La reflexión del representante del Banco Central enlaza con dos rasgos característicos del discurso hegemónico sobre la población y la vivienda en España: por una parte, el envejecimiento de la población –fruto del alargamiento de la esperanza de vida y la reducción de la fecundidad- nos aboca a una crisis demográfica; por otra, la vivienda no debe ser considerada tanto como el derecho básico que promulga la Constitución, sino un activo financiero que cada uno debe adquirir y con el que, eventualmente, negociar.
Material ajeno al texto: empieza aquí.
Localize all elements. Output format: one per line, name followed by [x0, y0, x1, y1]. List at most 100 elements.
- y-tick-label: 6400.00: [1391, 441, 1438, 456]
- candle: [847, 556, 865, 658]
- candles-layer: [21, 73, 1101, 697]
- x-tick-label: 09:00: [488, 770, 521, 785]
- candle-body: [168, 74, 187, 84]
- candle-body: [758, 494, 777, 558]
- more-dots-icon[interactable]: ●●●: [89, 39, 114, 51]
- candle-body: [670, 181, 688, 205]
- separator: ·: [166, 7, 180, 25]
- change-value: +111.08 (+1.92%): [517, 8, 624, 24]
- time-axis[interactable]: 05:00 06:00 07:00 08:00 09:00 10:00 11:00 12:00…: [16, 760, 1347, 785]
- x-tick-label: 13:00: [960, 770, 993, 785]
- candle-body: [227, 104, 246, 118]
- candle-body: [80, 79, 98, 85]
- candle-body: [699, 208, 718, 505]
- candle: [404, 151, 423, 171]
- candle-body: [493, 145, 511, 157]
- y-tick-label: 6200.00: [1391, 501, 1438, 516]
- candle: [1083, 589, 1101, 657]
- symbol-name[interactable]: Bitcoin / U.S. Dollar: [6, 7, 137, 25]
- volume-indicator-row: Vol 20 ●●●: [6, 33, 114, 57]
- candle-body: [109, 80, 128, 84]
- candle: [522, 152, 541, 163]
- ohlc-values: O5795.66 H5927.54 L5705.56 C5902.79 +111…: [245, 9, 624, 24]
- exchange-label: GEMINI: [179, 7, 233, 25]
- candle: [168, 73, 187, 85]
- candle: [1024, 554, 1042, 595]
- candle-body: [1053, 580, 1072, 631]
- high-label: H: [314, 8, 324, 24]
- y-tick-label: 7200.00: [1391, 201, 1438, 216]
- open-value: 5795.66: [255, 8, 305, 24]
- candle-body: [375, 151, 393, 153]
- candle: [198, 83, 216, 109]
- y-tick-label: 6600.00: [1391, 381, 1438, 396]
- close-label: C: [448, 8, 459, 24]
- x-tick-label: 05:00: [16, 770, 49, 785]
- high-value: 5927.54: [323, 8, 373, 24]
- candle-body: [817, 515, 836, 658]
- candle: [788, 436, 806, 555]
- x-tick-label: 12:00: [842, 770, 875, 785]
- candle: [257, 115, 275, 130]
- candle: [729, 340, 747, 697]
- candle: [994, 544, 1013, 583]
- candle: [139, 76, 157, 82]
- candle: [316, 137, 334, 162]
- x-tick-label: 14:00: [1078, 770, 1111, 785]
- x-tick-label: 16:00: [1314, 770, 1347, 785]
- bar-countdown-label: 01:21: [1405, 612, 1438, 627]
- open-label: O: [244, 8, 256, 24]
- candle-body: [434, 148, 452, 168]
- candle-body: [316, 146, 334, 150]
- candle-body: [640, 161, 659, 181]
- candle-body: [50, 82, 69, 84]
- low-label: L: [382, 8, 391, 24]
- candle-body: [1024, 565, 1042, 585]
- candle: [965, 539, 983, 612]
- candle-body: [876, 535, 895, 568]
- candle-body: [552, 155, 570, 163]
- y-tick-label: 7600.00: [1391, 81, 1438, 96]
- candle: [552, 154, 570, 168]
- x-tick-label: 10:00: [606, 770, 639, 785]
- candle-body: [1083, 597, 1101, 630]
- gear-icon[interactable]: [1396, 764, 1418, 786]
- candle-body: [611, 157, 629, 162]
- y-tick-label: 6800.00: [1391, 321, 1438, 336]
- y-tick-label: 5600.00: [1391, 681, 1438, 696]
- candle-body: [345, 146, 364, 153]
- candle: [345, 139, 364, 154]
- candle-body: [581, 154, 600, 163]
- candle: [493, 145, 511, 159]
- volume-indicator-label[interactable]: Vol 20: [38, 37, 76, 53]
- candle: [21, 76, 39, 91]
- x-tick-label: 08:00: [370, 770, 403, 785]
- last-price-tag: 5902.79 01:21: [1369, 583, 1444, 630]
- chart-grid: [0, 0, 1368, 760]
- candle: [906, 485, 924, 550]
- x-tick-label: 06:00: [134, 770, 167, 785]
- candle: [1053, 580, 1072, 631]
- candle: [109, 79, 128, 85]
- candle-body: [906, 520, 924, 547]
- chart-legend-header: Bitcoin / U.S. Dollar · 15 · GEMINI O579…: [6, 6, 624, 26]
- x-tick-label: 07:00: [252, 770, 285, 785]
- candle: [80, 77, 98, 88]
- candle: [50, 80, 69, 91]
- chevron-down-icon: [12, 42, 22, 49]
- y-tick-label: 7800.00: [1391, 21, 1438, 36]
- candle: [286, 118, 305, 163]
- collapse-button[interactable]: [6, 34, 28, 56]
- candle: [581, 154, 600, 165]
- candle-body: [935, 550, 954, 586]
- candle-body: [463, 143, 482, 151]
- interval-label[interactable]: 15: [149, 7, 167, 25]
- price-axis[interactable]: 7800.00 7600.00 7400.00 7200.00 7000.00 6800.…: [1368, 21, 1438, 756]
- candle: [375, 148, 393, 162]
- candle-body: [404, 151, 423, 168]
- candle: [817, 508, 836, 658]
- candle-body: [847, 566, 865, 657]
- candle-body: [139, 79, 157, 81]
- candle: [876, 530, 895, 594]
La preocupación por el envejecimiento ha reemplazado otros factores demográficos sobre los que mucho se había discutido en el pasado. Los miembros de mi generación, precisamente porque nos vamos haciendo viejos, podemos recordar cómo, en nuestra juventud, la crisis demográfica que llevaría la humanidad a la debacle no debía proceder tanto la estructura de la población, sino de su volumen. Eran los tiempos del informe del Club de Roma (1972), cuando el crecimiento aparentemente irrefrenable de los humanos –la “bomba demográfica”- agotaría de manera ineluctable los recursos mundiales.
Hoy, la paulatina disminución del crecimiento poblacional ha hecho evidente el error de aquellas previsiones y ha puesto de relieve el carácter en buena medida ideológico de los temores que estas suscitaron. Así, el discurso neomalthusiano ha dado paso a otra narrativa: la combinación de la baja fecundidad y el aumento de la esperanza de vida nos conducen al envejecimiento y a la decadencia demográfica. Así, la alarma acerca del volumen de la población ha sido sustituida por los temores sobre su estructura, la “bomba demográfica” por el “invierno demográfico”, Malthus por Spengler.
El envejecimiento, se nos dice, que tiene su origen en el cambio de valores individuales y colectivos, entraña riesgos enormes para las sociedades europeas: su pérdida de peso en el contexto mundial, la imposibilidad del reemplazo generacional y la incapacidad de frenar la inmigración foránea que acabará “fundiendo nuestras virtudes raciales”, como advertía ya en los años treinta del siglo pasado el ilustre demógrafo Josep Antoni Vandellós. A ello debe sumarse la imposibilidad de pagar las pensiones y, por ende, de proveer a la población una vejez digna.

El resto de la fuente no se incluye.